The Trinity is one of the most important mysteries in Christianity. That, God the Father, God the Son, and God the Holy Spirit are three persons, but one nature, one God, equal, undivided, and no separation. We are not invited to fully understand the dogma since it is a mystery. We are, rather, invited to believe, participate, and share in the way of the Trinity. Today’s readings give us some glimpses of the relationship in the Trinity:

First Reading: “When the Lord established the heavens, I was there … Then I was beside him as craftsman, and I was his delight day by day…” (Proverbs 8:27).

Second reading: “We have peace with God through our Lord Jesus Christ, through whom we have gained access by faith to his grace in which we stand, and we boast in hope of the glory of God. … The love of God has been poured into our hearts through the Holy Spirit that has been given to us” (Romans 5:1, 2, 5).

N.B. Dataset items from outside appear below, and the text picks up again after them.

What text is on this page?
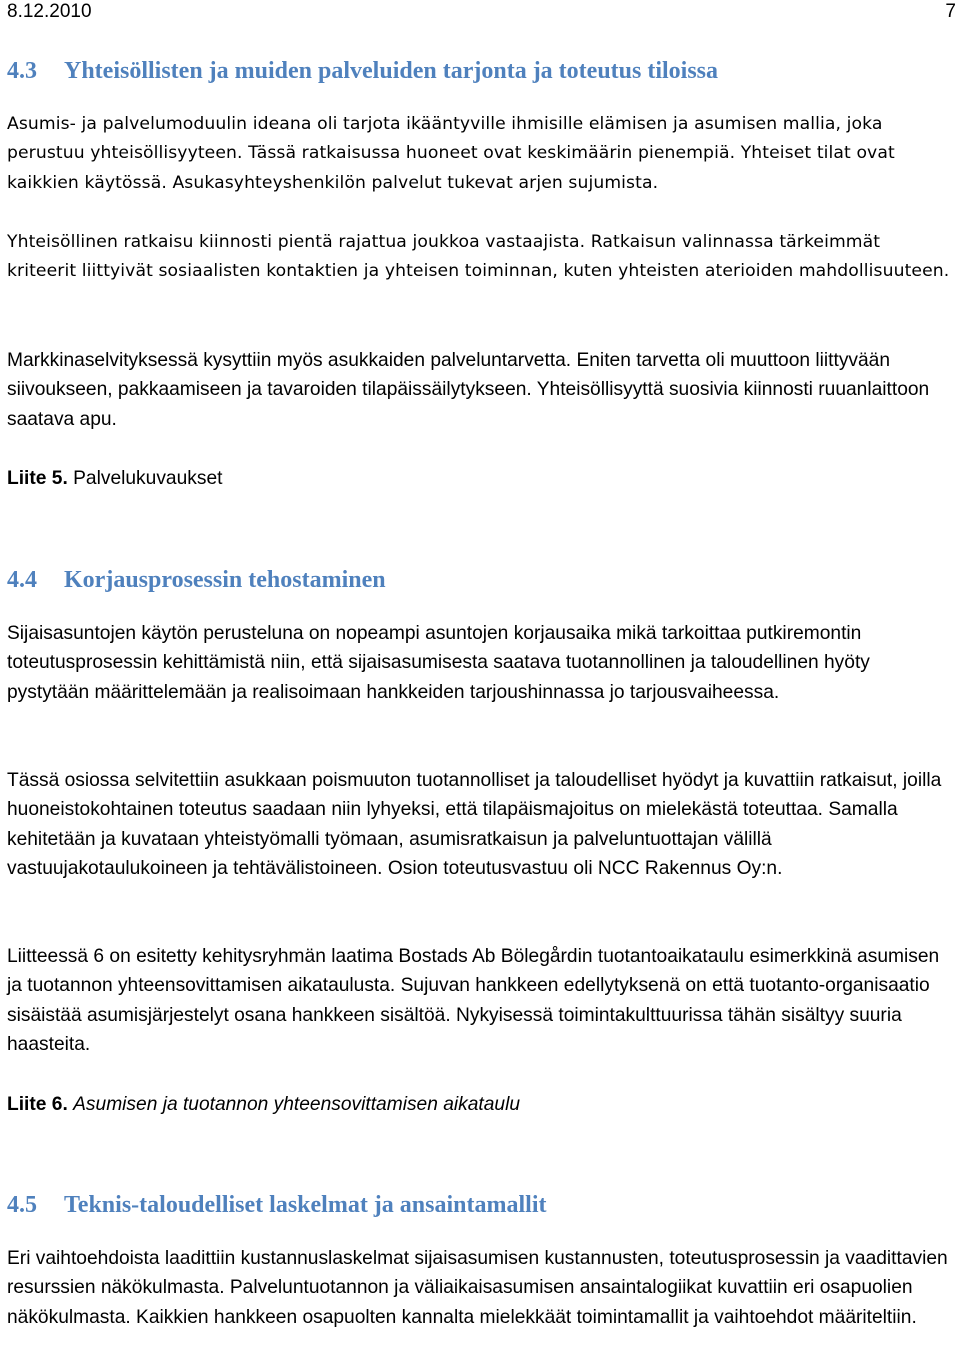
8.12.2010	7
4.3 Yhteisöllisten ja muiden palveluiden tarjonta ja toteutus tiloissa

Asumis- ja palvelumoduulin ideana oli tarjota ikääntyville ihmisille elämisen ja asumisen mallia, joka perustuu yhteisöllisyyteen. Tässä ratkaisussa huoneet ovat keskimäärin pienempiä. Yhteiset tilat ovat kaikkien käytössä. Asukasyhteyshenkilön palvelut tukevat arjen sujumista.

Yhteisöllinen ratkaisu kiinnosti pientä rajattua joukkoa vastaajista. Ratkaisun valinnassa tärkeimmät kriteerit liittyivät sosiaalisten kontaktien ja yhteisen toiminnan, kuten yhteisten aterioiden mahdollisuuteen.

Markkinaselvityksessä kysyttiin myös asukkaiden palveluntarvetta. Eniten tarvetta oli muuttoon liittyvään siivoukseen, pakkaamiseen ja tavaroiden tilapäissäilytykseen. Yhteisöllisyyttä suosivia kiinnosti ruuanlaittoon saatava apu.

Liite 5. Palvelukuvaukset
4.4 Korjausprosessin tehostaminen

Sijaisasuntojen käytön perusteluna on nopeampi asuntojen korjausaika mikä tarkoittaa putkiremontin toteutusprosessin kehittämistä niin, että sijaisasumisesta saatava tuotannollinen ja taloudellinen hyöty pystytään määrittelemään ja realisoimaan hankkeiden tarjoushinnassa jo tarjousvaiheessa.

Tässä osiossa selvitettiin asukkaan poismuuton tuotannolliset ja taloudelliset hyödyt ja kuvattiin ratkaisut, joilla huoneistokohtainen toteutus saadaan niin lyhyeksi, että tilapäismajoitus on mielekästä toteuttaa. Samalla kehitetään ja kuvataan yhteistyömalli työmaan, asumisratkaisun ja palveluntuottajan välillä vastuujakotaulukoineen ja tehtävälistoineen. Osion toteutusvastuu oli NCC Rakennus Oy:n.

Liitteessä 6 on esitetty kehitysryhmän laatima Bostads Ab Bölegårdin tuotantoaikataulu esimerkkinä asumisen ja tuotannon yhteensovittamisen aikataulusta. Sujuvan hankkeen edellytyksenä on että tuotanto-organisaatio sisäistää asumisjärjestelyt osana hankkeen sisältöä. Nykyisessä toimintakulttuurissa tähän sisältyy suuria haasteita.

Liite 6. Asumisen ja tuotannon yhteensovittamisen aikataulu
4.5 Teknis-taloudelliset laskelmat ja ansaintamallit

Eri vaihtoehdoista laadittiin kustannuslaskelmat sijaisasumisen kustannusten, toteutusprosessin ja vaadittavien resurssien näkökulmasta. Palveluntuotannon ja väliaikaisasumisen ansaintalogiikat kuvattiin eri osapuolien näkökulmasta. Kaikkien hankkeen osapuolten kannalta mielekkäät toimintamallit ja vaihtoehdot määriteltiin.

Gospel: “Everything that the Father has is mine; for this reason, I told you that he (the Holy Spirit) will take from what is mine and declare it to you” (John 15:16). 

Any family, parish, community, association, organization, or country that walks in the way of the Trinity will be transformed. The crises we have everywhere is because of human beings’ rejection of the way of the Trinity. Some people walk in their own way which leads to nowhere. Worse still, some people walk in the way of the Evil One which leads to sin.

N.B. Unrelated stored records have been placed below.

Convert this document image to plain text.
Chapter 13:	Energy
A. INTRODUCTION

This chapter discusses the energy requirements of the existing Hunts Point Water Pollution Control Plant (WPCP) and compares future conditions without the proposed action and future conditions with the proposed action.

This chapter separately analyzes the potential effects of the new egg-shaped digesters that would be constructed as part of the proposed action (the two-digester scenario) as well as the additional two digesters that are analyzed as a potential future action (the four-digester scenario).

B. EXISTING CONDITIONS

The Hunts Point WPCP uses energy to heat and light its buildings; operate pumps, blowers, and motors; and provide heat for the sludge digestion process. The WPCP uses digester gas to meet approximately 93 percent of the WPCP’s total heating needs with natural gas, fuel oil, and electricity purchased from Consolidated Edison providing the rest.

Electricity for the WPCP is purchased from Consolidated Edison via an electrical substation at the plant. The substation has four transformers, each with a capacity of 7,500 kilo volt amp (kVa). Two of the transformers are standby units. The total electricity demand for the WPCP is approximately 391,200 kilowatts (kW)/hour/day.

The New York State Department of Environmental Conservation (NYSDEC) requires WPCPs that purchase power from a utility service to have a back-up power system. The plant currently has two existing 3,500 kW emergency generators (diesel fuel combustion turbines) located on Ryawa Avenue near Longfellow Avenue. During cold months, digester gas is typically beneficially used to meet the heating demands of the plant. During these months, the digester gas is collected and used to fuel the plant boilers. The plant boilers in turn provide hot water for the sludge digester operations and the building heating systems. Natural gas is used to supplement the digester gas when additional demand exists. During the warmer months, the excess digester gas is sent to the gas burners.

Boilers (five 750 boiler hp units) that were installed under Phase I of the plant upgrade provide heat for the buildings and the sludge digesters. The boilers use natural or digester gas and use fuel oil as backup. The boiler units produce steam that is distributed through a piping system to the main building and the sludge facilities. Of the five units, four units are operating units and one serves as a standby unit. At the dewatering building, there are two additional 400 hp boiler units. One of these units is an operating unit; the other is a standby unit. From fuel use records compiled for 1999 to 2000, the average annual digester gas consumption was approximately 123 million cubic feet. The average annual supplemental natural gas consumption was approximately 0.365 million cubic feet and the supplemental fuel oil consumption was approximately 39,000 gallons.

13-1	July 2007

What is the way of the Trinity?

First, the way of the Trinity is unity: The Trinity is one nature, undivided, no separation. We are invited to witness unity wherever we find ourselves. Separations and divisions are against the way of the Trinity.

Second, the way of the Trinity is harmony: God the Father, God the Son, and God the Holy Spirit related in harmony from creation to redemption, and from redemption to the descent of the Holy Spirit. Disharmony is against the way of the Trinity.

Third, the way of the Trinity is equality: The three persons of the Trinity are equal. None is superior to the other. Therefore, all forms of inequality are against the way of the Trinity.

Fourth, the way of the Trinity is love: Unity, harmony, and equality can only be possible where there is love. The Trinity is bonded by love. We pray for genuine love in all our associations and relationships.

Fifth, the way of the Trinity is holy: As we celebrate and worship the Most Holy Trinity, may the rays of the holy light of the Trinity shine on us and dispel forces of sin and darkness and bring us to conversion. May the rays of their holy light grant us healing and protection. May the rays of their holy light guide us in the path of truth and righteousness. Amen.